Prime Minister Theresa May,
UK Minister for Trade Policy, Mr George Hollingbery
South African Minister of Trade and Industry, Dr Rob Davies,
UK Trade Envoy for Africa, Mr Andrew Selous,
Esteemed business representatives,
Ladies and Gentlemen,
It is my pleasure to welcome you here today.
I would like to extend a word of thanks to Mr Jacques Celliers and FNB for hosting us in this venue today.
After several years of poor growth, limited investment and constrained public finances, the South African economy is starting to show signs of revival.
This is taking place alongside a process of political and economic renewal, which aims to restore the credibility of our public institutions, tackle corruption and wastage and strengthen the capacity of the state.
Earlier this year, we announced an ambitious investment drive that aims to generate at least $100 billion in new investment over the next five years.
This drive will culminate in an Investment Conference on 25-27 October, which will bring together investors both from within South Africa and from other parts of the world.
We are looking forward to welcoming British investors to this Conference, both those who have long been invested in South Africa looking to expand their operations and those who would be investing here for the first time.
We are encouraged by the fact that the UK is one of the largest foreign investors in the South African economy with more than 650 British firms present in the market.
This means that there are many British business leaders who have a good understanding of the South African market and recognise its potential, and who are also able to identify constraints to growth and development.
They would know that the South African government is working alongside its social partners in business, labour and civil society to build a new and inclusive growth path for South Africa.
We are improving the investment environment by, among other things, ensuring policy certainty and consistency, improving the performance of state owned enterprises and consolidating fiscal debt.
Our approach is informed by the understanding that we cannot achieve sustained economic growth or enduring social stability without ensuring more South Africans are able to participate in the productive economy.
That is why broad-based black economic empowerment is a key government policy aimed at addressing the racial and gender imbalances of the past while unlocking the human potential of our people.
We have recognised that these policies may prove difficult for foreign multinational companies to navigate.
Minister Davies and his team at the Department of Trade and Industry stand ready to assist investors where clarity is required and to develop implementation strategies for multinationals through the equity equivalent programme.

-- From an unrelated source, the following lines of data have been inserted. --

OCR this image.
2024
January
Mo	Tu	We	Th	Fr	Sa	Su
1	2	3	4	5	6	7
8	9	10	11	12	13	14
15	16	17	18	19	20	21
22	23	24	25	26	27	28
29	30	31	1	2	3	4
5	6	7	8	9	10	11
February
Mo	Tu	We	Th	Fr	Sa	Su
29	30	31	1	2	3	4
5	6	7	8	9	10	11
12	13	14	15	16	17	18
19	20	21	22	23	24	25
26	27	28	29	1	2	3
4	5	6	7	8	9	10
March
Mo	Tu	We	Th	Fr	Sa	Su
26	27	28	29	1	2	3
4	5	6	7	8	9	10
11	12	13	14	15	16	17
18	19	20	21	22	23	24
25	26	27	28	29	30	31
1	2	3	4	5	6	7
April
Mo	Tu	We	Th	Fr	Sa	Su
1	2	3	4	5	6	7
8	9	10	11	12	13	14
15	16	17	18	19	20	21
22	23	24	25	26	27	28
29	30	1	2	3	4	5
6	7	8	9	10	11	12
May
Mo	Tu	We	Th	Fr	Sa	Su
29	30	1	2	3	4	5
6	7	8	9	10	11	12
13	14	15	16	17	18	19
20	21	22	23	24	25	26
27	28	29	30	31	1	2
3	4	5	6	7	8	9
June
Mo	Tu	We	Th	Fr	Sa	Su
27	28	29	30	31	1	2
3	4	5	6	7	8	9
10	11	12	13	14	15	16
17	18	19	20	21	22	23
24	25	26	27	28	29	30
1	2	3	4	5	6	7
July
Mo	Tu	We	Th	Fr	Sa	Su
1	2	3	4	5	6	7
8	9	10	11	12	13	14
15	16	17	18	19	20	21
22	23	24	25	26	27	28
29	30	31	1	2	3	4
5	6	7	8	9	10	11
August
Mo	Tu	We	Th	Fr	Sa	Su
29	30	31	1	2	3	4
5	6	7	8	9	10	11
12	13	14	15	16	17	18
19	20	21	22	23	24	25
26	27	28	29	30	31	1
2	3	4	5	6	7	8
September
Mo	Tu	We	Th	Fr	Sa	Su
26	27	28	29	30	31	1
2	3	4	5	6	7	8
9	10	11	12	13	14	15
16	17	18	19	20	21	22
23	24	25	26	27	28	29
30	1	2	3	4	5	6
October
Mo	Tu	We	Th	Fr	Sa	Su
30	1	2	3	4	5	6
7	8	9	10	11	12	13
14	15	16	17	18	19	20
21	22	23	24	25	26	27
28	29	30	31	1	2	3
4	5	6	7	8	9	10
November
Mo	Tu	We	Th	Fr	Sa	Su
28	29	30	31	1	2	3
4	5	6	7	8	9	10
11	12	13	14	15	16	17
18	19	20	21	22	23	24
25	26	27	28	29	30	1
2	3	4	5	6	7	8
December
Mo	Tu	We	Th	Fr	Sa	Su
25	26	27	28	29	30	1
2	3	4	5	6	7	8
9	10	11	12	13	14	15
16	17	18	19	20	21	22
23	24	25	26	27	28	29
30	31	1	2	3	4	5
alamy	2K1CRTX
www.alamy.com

We have embarked on a programme of accelerated land reform to ensure that this fundamental resource is equitably shared among all South Africans, that the agricultural sector is transformed, that urban spatial distortions are corrected and that the economic potential of the country’s land is unlocked.

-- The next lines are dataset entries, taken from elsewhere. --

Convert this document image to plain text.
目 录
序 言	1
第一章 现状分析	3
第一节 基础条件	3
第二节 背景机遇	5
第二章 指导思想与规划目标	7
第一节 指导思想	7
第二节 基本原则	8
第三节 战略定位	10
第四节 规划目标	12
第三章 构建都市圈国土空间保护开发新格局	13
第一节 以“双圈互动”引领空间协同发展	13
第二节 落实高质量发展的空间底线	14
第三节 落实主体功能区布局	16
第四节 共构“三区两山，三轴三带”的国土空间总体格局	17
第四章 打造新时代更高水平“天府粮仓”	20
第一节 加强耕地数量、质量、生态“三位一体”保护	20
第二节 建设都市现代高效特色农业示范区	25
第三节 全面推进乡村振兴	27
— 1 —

There is a vibrant and healthy debate underway within society on the circumstances under which land reform should take place.

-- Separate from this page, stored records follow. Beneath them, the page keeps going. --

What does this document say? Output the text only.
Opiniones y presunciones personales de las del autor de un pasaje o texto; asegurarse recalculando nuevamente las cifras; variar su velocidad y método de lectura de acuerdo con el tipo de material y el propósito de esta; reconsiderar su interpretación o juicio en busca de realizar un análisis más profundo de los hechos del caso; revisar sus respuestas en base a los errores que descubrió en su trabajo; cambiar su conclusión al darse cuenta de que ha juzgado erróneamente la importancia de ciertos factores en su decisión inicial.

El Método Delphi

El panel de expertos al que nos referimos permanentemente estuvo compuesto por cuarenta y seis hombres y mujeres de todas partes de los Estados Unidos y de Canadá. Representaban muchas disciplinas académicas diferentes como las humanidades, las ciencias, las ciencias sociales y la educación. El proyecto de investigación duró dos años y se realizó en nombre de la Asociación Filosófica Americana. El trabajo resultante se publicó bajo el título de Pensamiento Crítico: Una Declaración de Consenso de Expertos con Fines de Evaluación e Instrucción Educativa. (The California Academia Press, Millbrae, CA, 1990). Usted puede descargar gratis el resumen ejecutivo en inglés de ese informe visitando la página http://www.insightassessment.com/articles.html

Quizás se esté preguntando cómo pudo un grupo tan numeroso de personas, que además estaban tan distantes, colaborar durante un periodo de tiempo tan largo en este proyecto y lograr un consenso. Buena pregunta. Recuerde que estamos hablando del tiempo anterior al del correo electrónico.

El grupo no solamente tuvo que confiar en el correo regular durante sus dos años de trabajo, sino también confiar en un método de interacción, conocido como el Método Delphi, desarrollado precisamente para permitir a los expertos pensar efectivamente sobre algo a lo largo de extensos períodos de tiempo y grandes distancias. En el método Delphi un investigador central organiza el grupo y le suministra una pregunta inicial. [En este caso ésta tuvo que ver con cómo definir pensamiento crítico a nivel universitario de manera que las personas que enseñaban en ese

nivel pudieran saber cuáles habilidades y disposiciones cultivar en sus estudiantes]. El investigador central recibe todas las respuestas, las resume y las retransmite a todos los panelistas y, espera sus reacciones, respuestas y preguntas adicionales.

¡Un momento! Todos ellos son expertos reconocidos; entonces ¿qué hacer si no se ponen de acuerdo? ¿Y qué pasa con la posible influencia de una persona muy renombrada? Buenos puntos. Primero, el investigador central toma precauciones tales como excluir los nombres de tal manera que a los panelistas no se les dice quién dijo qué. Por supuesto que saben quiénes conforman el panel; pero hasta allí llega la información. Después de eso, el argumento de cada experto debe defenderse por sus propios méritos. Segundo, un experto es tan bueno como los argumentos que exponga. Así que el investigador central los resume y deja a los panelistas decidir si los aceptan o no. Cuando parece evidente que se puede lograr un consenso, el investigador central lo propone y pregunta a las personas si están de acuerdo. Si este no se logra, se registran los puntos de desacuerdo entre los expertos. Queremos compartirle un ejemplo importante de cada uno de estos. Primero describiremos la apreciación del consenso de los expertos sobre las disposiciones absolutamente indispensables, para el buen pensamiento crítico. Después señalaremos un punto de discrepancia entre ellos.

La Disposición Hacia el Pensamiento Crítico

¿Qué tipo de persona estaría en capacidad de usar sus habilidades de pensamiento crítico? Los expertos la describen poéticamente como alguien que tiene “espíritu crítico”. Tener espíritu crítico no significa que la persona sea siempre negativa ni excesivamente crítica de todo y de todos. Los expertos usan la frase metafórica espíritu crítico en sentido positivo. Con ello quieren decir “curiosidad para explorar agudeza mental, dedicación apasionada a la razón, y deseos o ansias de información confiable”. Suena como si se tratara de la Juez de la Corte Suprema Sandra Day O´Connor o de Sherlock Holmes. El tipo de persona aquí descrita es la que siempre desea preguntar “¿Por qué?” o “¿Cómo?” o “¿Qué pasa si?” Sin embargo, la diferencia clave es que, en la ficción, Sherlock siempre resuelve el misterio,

This presents us with an opportunity to strengthen the property rights of all our people, to provide certainty to investors and to our people, and to achieve consensus on a land reform programme that will contribute to economic growth, job creation and the reduction of poverty.
We are determined that whatever measures we take to effect land reform do not undermine the economy.
Government has taken steps to tackle the problem of corruption within both public and private institutions.
These include measures to correct governance failures at certain key state owned enterprises, ensure those involved in graft are held to account and strengthen law enforcement agencies.
Our government is working earnestly to restore South Africa’s sovereign ratings to investment grade status by, among other things, bringing policy certainty in areas such as mining, telecommunications and energy.
In recent months, for example, we have finalised long-outstanding renewable energy independent power producer projects, released the long-awaited Integrated Resource Plan on energy for public comment and held stakeholder engagements towards the finalisation of the Mining Charter.
Through my four investment envoys and the efforts of a dedicated division of the Department of Trade and Industry, Invest SA, we are scaling up our investment promotion, facilitation and aftercare services.
We see foreign direct investment as a critical driver of economic growth.
It contributes to the expansion of a country’s productive capacity through the transfer of technology, knowledge, job opportunities, human capital and production processes.
That is why the government is aiming to generate at least half of all new investment over the next five years from outside our borders.
We are committed to enhancing investor confidence and positioning South Africa as one of the leading emerging market investment destinations.
We are committed to improving the investment climate and the ease of doing business in South Africa.
I am confident that through engagements of this nature – by working together in pursuit of common goals – we will succeed in building business partnerships that contribute to inclusive growth and shared prosperity for all.